What the free marketeers constantly decide wrongly on is an index on the number of regulations to decide whether a country has "good" or "bad" economic policies. Regulations aren't inherently good or bad, in my opinion. They are what they are, and there are good ones and bad ones. Regulating natural monopolies, like, for example, utility companies, on prices and quality is a necessity, because, otherwise, they'll game the market and rape consumers.
However, regulating how many cars Toyota can ship to the American market is, in my opinion, incredibly stupid, because it artificially increases the price of a Camry and allows shitty companies like GM -- which can't innovate and is going to royally screw its employees -- to remain alive while punishing Toyota for being a better company with better products. Conservatives want live babies so they can raise them to be dead soldiers. - George Carlin
I often feel that the neo-lib hallucinations in economics are rooted in an attempt to make conclusions from numbers alone.
(Now who can be the mystery user who was Number 5 signing on to ET? Numéro, hey? French?)
I fully agree on these indices, which OECD go in for a great deal. They're mostly aimed at handing out lessons in an oversimplified way. It's just funny when one of them turns against its master, that's all.

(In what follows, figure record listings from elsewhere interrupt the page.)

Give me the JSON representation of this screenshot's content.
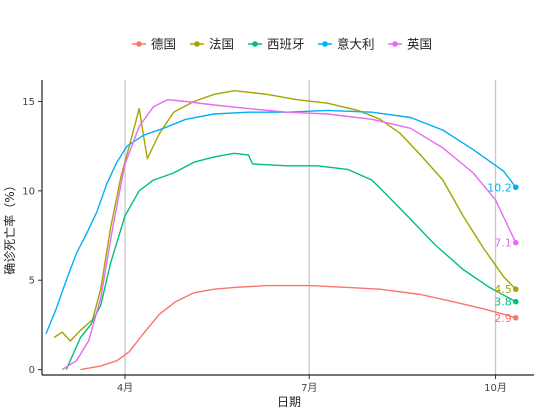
{
  "chart_data": {
    "type": "line",
    "xlabel": "日期",
    "ylabel": "确诊死亡率（%）",
    "x_ticks": [
      {
        "label": "4月",
        "date": "2020-04-01"
      },
      {
        "label": "7月",
        "date": "2020-07-01"
      },
      {
        "label": "10月",
        "date": "2020-10-01"
      }
    ],
    "y_ticks": [
      0,
      5,
      10,
      15
    ],
    "xlim": [
      "2020-02-20",
      "2020-10-20"
    ],
    "ylim": [
      -0.3,
      16.2
    ],
    "grid": "vertical major only",
    "legend_position": "top",
    "end_date": "2020-10-11",
    "series": [
      {
        "name": "德国",
        "color": "#F8766D",
        "end_label": "2.9",
        "points": [
          [
            "2020-03-10",
            0.0
          ],
          [
            "2020-03-20",
            0.2
          ],
          [
            "2020-03-28",
            0.5
          ],
          [
            "2020-04-03",
            1.0
          ],
          [
            "2020-04-10",
            2.0
          ],
          [
            "2020-04-18",
            3.1
          ],
          [
            "2020-04-26",
            3.8
          ],
          [
            "2020-05-05",
            4.3
          ],
          [
            "2020-05-15",
            4.5
          ],
          [
            "2020-05-25",
            4.6
          ],
          [
            "2020-06-10",
            4.7
          ],
          [
            "2020-07-01",
            4.7
          ],
          [
            "2020-07-20",
            4.6
          ],
          [
            "2020-08-05",
            4.5
          ],
          [
            "2020-08-25",
            4.2
          ],
          [
            "2020-09-10",
            3.8
          ],
          [
            "2020-09-25",
            3.4
          ],
          [
            "2020-10-05",
            3.1
          ],
          [
            "2020-10-11",
            2.9
          ]
        ]
      },
      {
        "name": "法国",
        "color": "#A3A500",
        "end_label": "4.5",
        "points": [
          [
            "2020-02-26",
            1.8
          ],
          [
            "2020-03-01",
            2.1
          ],
          [
            "2020-03-05",
            1.6
          ],
          [
            "2020-03-10",
            2.2
          ],
          [
            "2020-03-16",
            2.8
          ],
          [
            "2020-03-20",
            4.5
          ],
          [
            "2020-03-25",
            8.0
          ],
          [
            "2020-03-30",
            10.8
          ],
          [
            "2020-04-05",
            13.3
          ],
          [
            "2020-04-08",
            14.6
          ],
          [
            "2020-04-12",
            11.8
          ],
          [
            "2020-04-18",
            13.2
          ],
          [
            "2020-04-25",
            14.4
          ],
          [
            "2020-05-05",
            15.0
          ],
          [
            "2020-05-15",
            15.4
          ],
          [
            "2020-05-25",
            15.6
          ],
          [
            "2020-06-10",
            15.4
          ],
          [
            "2020-06-25",
            15.1
          ],
          [
            "2020-07-10",
            14.9
          ],
          [
            "2020-07-25",
            14.5
          ],
          [
            "2020-08-05",
            14.0
          ],
          [
            "2020-08-15",
            13.2
          ],
          [
            "2020-08-25",
            12.0
          ],
          [
            "2020-09-05",
            10.6
          ],
          [
            "2020-09-15",
            8.6
          ],
          [
            "2020-09-25",
            6.8
          ],
          [
            "2020-10-05",
            5.2
          ],
          [
            "2020-10-11",
            4.5
          ]
        ]
      },
      {
        "name": "西班牙",
        "color": "#00BF7D",
        "end_label": "3.8",
        "points": [
          [
            "2020-03-03",
            0.0
          ],
          [
            "2020-03-10",
            1.8
          ],
          [
            "2020-03-15",
            2.5
          ],
          [
            "2020-03-20",
            3.6
          ],
          [
            "2020-03-25",
            6.0
          ],
          [
            "2020-04-01",
            8.6
          ],
          [
            "2020-04-08",
            10.0
          ],
          [
            "2020-04-15",
            10.6
          ],
          [
            "2020-04-25",
            11.0
          ],
          [
            "2020-05-05",
            11.6
          ],
          [
            "2020-05-15",
            11.9
          ],
          [
            "2020-05-25",
            12.1
          ],
          [
            "2020-06-01",
            12.0
          ],
          [
            "2020-06-03",
            11.5
          ],
          [
            "2020-06-20",
            11.4
          ],
          [
            "2020-07-05",
            11.4
          ],
          [
            "2020-07-20",
            11.2
          ],
          [
            "2020-08-01",
            10.6
          ],
          [
            "2020-08-15",
            9.0
          ],
          [
            "2020-09-01",
            7.0
          ],
          [
            "2020-09-15",
            5.6
          ],
          [
            "2020-09-28",
            4.6
          ],
          [
            "2020-10-11",
            3.8
          ]
        ]
      },
      {
        "name": "意大利",
        "color": "#00B0F6",
        "end_label": "10.2",
        "points": [
          [
            "2020-02-22",
            2.0
          ],
          [
            "2020-02-27",
            3.4
          ],
          [
            "2020-03-03",
            5.0
          ],
          [
            "2020-03-08",
            6.5
          ],
          [
            "2020-03-13",
            7.6
          ],
          [
            "2020-03-18",
            8.8
          ],
          [
            "2020-03-23",
            10.4
          ],
          [
            "2020-03-28",
            11.6
          ],
          [
            "2020-04-02",
            12.5
          ],
          [
            "2020-04-10",
            13.1
          ],
          [
            "2020-04-20",
            13.5
          ],
          [
            "2020-05-01",
            14.0
          ],
          [
            "2020-05-15",
            14.3
          ],
          [
            "2020-06-01",
            14.4
          ],
          [
            "2020-06-20",
            14.4
          ],
          [
            "2020-07-10",
            14.5
          ],
          [
            "2020-08-01",
            14.4
          ],
          [
            "2020-08-20",
            14.1
          ],
          [
            "2020-09-05",
            13.4
          ],
          [
            "2020-09-20",
            12.3
          ],
          [
            "2020-10-05",
            11.1
          ],
          [
            "2020-10-11",
            10.2
          ]
        ]
      },
      {
        "name": "英国",
        "color": "#E76BF3",
        "end_label": "7.1",
        "points": [
          [
            "2020-03-01",
            0.0
          ],
          [
            "2020-03-08",
            0.5
          ],
          [
            "2020-03-14",
            1.6
          ],
          [
            "2020-03-20",
            4.0
          ],
          [
            "2020-03-26",
            8.0
          ],
          [
            "2020-04-01",
            11.5
          ],
          [
            "2020-04-08",
            13.6
          ],
          [
            "2020-04-15",
            14.7
          ],
          [
            "2020-04-22",
            15.1
          ],
          [
            "2020-05-01",
            15.0
          ],
          [
            "2020-05-15",
            14.8
          ],
          [
            "2020-06-01",
            14.6
          ],
          [
            "2020-06-20",
            14.4
          ],
          [
            "2020-07-10",
            14.3
          ],
          [
            "2020-08-01",
            14.0
          ],
          [
            "2020-08-20",
            13.5
          ],
          [
            "2020-09-05",
            12.4
          ],
          [
            "2020-09-20",
            11.0
          ],
          [
            "2020-10-01",
            9.5
          ],
          [
            "2020-10-11",
            7.1
          ]
        ]
      }
    ]
  }
}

As for quotas, your Toyota/GM example is, not exactly extreme, but a fairly obvious one. Ideally, quotas should give the home industry breathing-space to adapt and become competitive with the imports. I think that has happened to some extent in Europe (though there's a way to go yet for Renault and Peugeot, for example, compared to Toyota and Honda). I don't support the British (Thatcherian) choice of abandoning the national industry to its sort (with the result that there's nothing left of it). And I'm not sure the sogginess and lack of fight of GM and Ford can entirely be ascribed to shielding by import quotas.